Factor a number (given in main()) and return a list of prime factors.

Strategy: Construct an array IntDomainVar[] primes.

// There can't be more than log2(numberToFactor) primes
int maxPrimeCount = (int) (Math.log10(numberToFactor)/Math.log10(2));  
IntDomainVar[] primes = IntDomainVar[maxPrimeCount];

Require the product of the primes be the number to factor. Minimize the sum of the primes. Since A * B > A + B if A >= 2 and B >= 2 and either A > 2 or B > 2, minimizing the sum of the factors will ensure that the factors are prime. (If a factor could be factored, the sum of its factors would be smaller than itself.
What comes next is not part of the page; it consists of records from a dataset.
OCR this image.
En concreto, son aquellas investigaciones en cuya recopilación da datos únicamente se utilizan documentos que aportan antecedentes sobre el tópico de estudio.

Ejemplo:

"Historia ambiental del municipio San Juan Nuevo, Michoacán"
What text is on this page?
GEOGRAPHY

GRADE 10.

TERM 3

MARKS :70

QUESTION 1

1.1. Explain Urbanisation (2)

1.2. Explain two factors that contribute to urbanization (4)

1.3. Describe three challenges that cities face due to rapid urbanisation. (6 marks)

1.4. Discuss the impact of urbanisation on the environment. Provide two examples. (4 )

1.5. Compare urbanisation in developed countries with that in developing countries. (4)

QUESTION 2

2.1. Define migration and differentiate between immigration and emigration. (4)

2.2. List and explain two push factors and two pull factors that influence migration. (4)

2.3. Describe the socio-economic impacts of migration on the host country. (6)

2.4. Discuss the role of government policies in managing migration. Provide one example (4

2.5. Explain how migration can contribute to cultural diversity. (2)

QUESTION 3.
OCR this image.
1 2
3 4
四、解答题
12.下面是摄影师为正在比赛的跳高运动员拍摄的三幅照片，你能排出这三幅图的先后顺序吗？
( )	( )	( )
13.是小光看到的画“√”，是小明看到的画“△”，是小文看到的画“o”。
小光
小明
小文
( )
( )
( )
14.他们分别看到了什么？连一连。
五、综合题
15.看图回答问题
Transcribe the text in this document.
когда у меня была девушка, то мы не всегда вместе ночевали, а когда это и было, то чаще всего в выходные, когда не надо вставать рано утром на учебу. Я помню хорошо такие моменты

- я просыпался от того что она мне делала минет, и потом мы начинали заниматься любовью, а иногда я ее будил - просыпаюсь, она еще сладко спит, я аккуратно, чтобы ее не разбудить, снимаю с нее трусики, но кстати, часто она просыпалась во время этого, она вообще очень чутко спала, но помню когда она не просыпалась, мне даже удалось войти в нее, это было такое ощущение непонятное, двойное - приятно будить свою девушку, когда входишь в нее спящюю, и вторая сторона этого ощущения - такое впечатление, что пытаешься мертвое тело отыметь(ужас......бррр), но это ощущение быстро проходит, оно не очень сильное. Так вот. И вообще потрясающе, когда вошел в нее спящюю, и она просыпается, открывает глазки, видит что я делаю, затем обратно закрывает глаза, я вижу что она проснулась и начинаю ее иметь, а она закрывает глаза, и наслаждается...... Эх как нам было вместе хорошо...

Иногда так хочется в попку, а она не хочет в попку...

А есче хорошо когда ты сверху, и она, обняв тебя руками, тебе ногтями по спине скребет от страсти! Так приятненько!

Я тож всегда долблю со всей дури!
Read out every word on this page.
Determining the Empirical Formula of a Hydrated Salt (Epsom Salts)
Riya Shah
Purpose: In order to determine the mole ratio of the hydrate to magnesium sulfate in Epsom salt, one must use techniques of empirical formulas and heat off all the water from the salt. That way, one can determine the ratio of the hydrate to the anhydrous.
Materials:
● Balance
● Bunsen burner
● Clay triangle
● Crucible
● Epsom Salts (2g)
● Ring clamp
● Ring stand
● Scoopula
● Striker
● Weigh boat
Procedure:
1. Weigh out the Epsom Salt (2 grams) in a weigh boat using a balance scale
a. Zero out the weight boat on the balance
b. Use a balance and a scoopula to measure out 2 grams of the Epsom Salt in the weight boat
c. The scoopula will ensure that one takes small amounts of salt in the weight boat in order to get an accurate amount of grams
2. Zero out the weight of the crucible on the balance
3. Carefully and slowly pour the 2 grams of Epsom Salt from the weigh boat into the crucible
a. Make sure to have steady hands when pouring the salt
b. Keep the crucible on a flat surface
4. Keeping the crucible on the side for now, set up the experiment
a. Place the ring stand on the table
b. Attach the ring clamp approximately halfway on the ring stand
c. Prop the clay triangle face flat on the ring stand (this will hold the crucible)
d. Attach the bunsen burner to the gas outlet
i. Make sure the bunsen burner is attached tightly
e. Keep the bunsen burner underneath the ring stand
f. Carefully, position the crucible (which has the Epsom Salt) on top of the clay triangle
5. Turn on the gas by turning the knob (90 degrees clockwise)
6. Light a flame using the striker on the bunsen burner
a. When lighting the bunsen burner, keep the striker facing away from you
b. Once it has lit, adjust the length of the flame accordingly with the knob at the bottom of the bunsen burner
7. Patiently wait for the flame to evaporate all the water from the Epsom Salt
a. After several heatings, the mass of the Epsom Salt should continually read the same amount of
This is not true 4, but since unused positions in the primes array contribute a 1 to the sum, factoring 4 into 2*2 reduces the contribution of sum([4, 1]) = 5 to sum([2, 2]) = 4.

[edit] Code

package examples;

import java.util.ArrayList;

import choco.Problem;
import choco.integer.IntDomainVar;

public class PrimeFactorization {

  public static Problem problem;

  public static void main(String[] args) {
    int numberToFactor = 210;
    ArrayList<IntDomainVar> primes = findPrimeFactors(numberToFactor);
    System.out.print(numberToFactor);
    if (!problem.isFeasible()) {
      System.out.println(" is prime.");
      return;
    }
    System.out.print(" = ");
    boolean needTimesSign = false;
      for (IntDomainVar prime: primes) {
      System.out.print((needTimesSign ? " * " : "") + prime.getVal());
      needTimesSign = true;
    }
    System.out.println();
  }

  private static ArrayList<IntDomainVar> findPrimeFactors(int numberToFactor) {
    problem = new Problem();
    // There can't be more than log2(numberToFactor) primes
    int maxPrimeCount = (int) (Math.log10(numberToFactor)/Math.log10(2));  
    IntDomainVar[] primes = new IntDomainVar[maxPrimeCount];   
    for (int i = 0; i < maxPrimeCount; i++) {
      // Allow unused primes to be 1. There may be fewer than maxPrimeCount primes.
      primes[i] = problem.makeEnumIntVar("prime[" + i + "]", 1, numberToFactor/2);
      if (i > 0) problem.post(problem.geq(primes[i-1], primes[i]));
    }

    imposeProduct(primes, numberToFactor);
    IntDomainVar primeSum = problem.makeBoundIntVar("primeSum", 2, numberToFactor);
    problem.post(problem.eq(primeSum, problem.sum(primes)));
    problem.minimize(primeSum, false); 
    
    ArrayList<IntDomainVar> primeFactors = new ArrayList<IntDomainVar>();
    for (IntDomainVar prime: primes) {
      if (!prime.isInstantiated() || prime.getVal() == 1) continue;
      primeFactors.add(prime);
    }
    return primeFactors;
  }

  private static void imposeProduct(IntDomainVar[] terms, int product) {
    IntDomainVar oldProd = terms[0];
    for (int i = 1; i < terms.length; i++) {
      IntDomainVar newProd = problem.makeEnumIntVar("prod("+i + ")", 
                                                    i < terms.length - 1 ? 0 : product, 
                                                    product);
      problem.post(problem.times(oldProd, terms[i], newProd));
      oldProd = newProd;
    }
  }
  
}

[edit] Output

The number to factor was given as 210.

210 = 7 * 5 * 3 * 2

However, if the order of the factors is required to be reversed, i.e., the line in findPrimeFactors(int numberToFactor)

if (i > 0) problem.post(problem.geq(primes[i-1], primes[i]));

is changed to

if (i > 0) problem.post(problem.leq(primes[i-1], primes[i]));

the output is

210 = 2 * 105

I don't understand why this happens.